Nearly $250 donated by parents was stolen from a classroom drawer.

"It was a bummer because we thought we weren't going to have the party," said one of Rumford's students, Travis McPherson, 16.

With the meal date approaching but the money missing, Rumford wrote letters to local grocery stores seeking donations.

He took a letter to the Smart and Final on Edinger Avenue. The store manager, Mike McLean, forwarded it to the company's vice president of Southern California operations, Sean Mahony. Mahony, a friend of Rumford's, approved a donation of up to $300 in food products.

McLean said Mahony was able to expedite the process "to reach out and make sure the kids had their annual Thanksgiving cooking experience."

With the donation, Rumford and his students shopped at Smart and Final, and McLean said the goods — everything from a 22-pound bird to the plastic cups — totaled $286.13.

Jake Griffith, 17, a senior in the program, wanted to "think positive" about the break-in.

"I feel sorry that they lost the money, but as long as we have this, that's OK," he said.

With a digital fire crackling on the projector screen, and the smells of gravy and stuffing drifting toward autumn leaves hanging from the ceiling, the burglary seemed a distant memory.

The students had cooked and prepared the meal all morning, and as they gathered at lunchtime in Rumford's class, they could barely wait to eat.

"I like Thanksgiving," Jake said. "It brings everybody together, and that turkey looks like I want to eat it right now."

Rumford's crew — along with students from Darla Copeland and John Padden's classes — feasted on stuffing, gravy, mashed potatoes and green bean casserole. They finished off the meal with pies donated by parents.

Spencer Ravsten, 15, appointed head chef, was mostly responsible for cooking the turkey.

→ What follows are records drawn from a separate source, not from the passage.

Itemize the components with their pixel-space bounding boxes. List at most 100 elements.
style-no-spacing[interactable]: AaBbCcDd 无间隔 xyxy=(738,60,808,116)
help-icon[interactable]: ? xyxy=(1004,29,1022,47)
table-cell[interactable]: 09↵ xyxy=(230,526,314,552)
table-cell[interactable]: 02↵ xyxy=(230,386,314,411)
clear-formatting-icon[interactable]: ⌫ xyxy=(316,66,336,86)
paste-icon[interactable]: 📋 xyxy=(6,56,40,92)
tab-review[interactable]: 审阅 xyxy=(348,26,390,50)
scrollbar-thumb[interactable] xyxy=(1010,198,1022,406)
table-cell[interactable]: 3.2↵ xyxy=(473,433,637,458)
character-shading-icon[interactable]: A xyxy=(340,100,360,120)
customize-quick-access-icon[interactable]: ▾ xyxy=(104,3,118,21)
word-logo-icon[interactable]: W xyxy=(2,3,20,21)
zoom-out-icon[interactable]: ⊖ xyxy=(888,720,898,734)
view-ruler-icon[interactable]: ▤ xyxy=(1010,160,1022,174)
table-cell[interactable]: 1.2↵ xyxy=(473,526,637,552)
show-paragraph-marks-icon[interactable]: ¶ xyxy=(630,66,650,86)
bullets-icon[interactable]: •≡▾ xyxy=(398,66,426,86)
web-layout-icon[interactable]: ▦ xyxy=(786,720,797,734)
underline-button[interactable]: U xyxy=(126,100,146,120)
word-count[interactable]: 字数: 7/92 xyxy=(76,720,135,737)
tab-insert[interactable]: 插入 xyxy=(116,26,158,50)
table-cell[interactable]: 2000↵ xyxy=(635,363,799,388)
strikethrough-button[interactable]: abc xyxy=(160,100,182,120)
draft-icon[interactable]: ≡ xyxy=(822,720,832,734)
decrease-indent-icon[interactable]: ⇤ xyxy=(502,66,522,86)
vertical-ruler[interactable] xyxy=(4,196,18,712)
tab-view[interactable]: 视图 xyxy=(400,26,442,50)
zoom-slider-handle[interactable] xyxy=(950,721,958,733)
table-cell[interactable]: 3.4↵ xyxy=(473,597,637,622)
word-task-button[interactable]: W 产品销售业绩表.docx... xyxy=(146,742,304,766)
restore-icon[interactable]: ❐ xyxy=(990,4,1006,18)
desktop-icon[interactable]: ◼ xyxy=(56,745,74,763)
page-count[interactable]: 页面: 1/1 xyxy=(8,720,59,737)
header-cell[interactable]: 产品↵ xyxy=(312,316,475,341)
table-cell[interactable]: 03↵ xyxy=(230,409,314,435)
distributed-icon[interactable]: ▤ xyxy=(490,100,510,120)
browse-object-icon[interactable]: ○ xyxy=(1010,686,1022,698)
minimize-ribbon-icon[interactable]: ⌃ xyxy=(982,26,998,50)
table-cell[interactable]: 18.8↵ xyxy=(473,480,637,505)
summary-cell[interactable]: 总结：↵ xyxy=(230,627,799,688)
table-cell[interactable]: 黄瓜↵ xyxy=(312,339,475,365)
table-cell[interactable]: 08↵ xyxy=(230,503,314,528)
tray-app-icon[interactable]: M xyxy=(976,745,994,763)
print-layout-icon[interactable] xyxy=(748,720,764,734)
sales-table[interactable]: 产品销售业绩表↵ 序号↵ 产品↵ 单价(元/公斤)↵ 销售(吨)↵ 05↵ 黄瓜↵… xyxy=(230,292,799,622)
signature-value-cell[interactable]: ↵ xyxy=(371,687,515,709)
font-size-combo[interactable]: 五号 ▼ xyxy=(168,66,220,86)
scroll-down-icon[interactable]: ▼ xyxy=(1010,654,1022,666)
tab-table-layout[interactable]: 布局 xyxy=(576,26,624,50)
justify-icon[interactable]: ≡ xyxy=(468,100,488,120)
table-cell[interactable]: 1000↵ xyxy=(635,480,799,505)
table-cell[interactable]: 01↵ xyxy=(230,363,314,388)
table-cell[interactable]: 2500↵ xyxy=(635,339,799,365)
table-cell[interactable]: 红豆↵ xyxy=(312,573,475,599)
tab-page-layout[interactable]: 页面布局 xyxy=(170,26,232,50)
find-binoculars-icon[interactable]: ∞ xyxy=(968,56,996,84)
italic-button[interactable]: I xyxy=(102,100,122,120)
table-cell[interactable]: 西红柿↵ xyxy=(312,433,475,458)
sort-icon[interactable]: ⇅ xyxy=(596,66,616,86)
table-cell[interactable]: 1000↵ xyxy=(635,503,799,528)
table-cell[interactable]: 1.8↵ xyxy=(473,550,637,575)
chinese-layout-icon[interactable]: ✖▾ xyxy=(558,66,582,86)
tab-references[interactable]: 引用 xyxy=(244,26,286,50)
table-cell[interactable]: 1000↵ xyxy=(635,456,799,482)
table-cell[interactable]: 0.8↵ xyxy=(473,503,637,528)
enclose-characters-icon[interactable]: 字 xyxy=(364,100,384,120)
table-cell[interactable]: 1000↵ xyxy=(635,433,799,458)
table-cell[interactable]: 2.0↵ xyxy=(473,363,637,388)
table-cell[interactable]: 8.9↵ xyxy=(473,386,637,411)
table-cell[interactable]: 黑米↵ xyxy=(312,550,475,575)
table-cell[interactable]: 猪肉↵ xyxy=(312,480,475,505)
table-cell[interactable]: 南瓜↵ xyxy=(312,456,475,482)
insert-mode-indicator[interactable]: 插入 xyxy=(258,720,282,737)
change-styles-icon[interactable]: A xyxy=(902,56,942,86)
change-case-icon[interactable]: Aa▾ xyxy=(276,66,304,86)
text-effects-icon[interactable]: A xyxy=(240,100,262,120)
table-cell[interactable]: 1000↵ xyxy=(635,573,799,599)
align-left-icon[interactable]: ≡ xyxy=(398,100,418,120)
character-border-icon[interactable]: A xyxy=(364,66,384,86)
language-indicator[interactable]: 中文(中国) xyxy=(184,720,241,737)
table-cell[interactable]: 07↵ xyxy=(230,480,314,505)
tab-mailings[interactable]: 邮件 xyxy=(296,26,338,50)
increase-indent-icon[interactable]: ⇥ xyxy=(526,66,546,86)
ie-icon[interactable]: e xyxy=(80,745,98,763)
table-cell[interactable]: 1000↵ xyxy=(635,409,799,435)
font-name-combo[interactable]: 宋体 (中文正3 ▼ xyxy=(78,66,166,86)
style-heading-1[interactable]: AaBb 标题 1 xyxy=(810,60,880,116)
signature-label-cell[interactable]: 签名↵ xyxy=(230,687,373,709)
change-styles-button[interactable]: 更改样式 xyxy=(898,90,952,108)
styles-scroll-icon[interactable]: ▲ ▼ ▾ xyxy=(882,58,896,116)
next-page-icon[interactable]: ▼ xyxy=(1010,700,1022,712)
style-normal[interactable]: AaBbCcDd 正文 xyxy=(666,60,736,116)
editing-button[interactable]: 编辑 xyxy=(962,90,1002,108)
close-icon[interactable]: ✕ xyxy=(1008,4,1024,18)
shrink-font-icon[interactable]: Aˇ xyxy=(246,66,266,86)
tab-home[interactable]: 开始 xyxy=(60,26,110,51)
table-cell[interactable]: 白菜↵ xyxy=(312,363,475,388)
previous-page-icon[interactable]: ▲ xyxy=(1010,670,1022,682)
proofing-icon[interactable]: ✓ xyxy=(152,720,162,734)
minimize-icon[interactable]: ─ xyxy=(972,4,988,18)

"I actually enjoyed being part of all the cooking experience, and I'm also definitely going to like being here eating at Thanksgiving with all my friends," the sophomore said.

The Endeavors program is "designed to meet the unique needs of kids with autism," said program psychologist Megan Clark.

Many of the students in the program excel in math and science, she said, but need extra focus on social and life skills.

Robert Rasmussen, a teacher on special assignment, said the Thanksgiving meal is a "project-based learning" opportunity.

The students had lessons on budgeting, shopping and cooking leading up to preparing the meal themselves.

Rumford said with the donation from Smart and Final, they were also able to buy a ham for their next holiday feast — at Christmastime.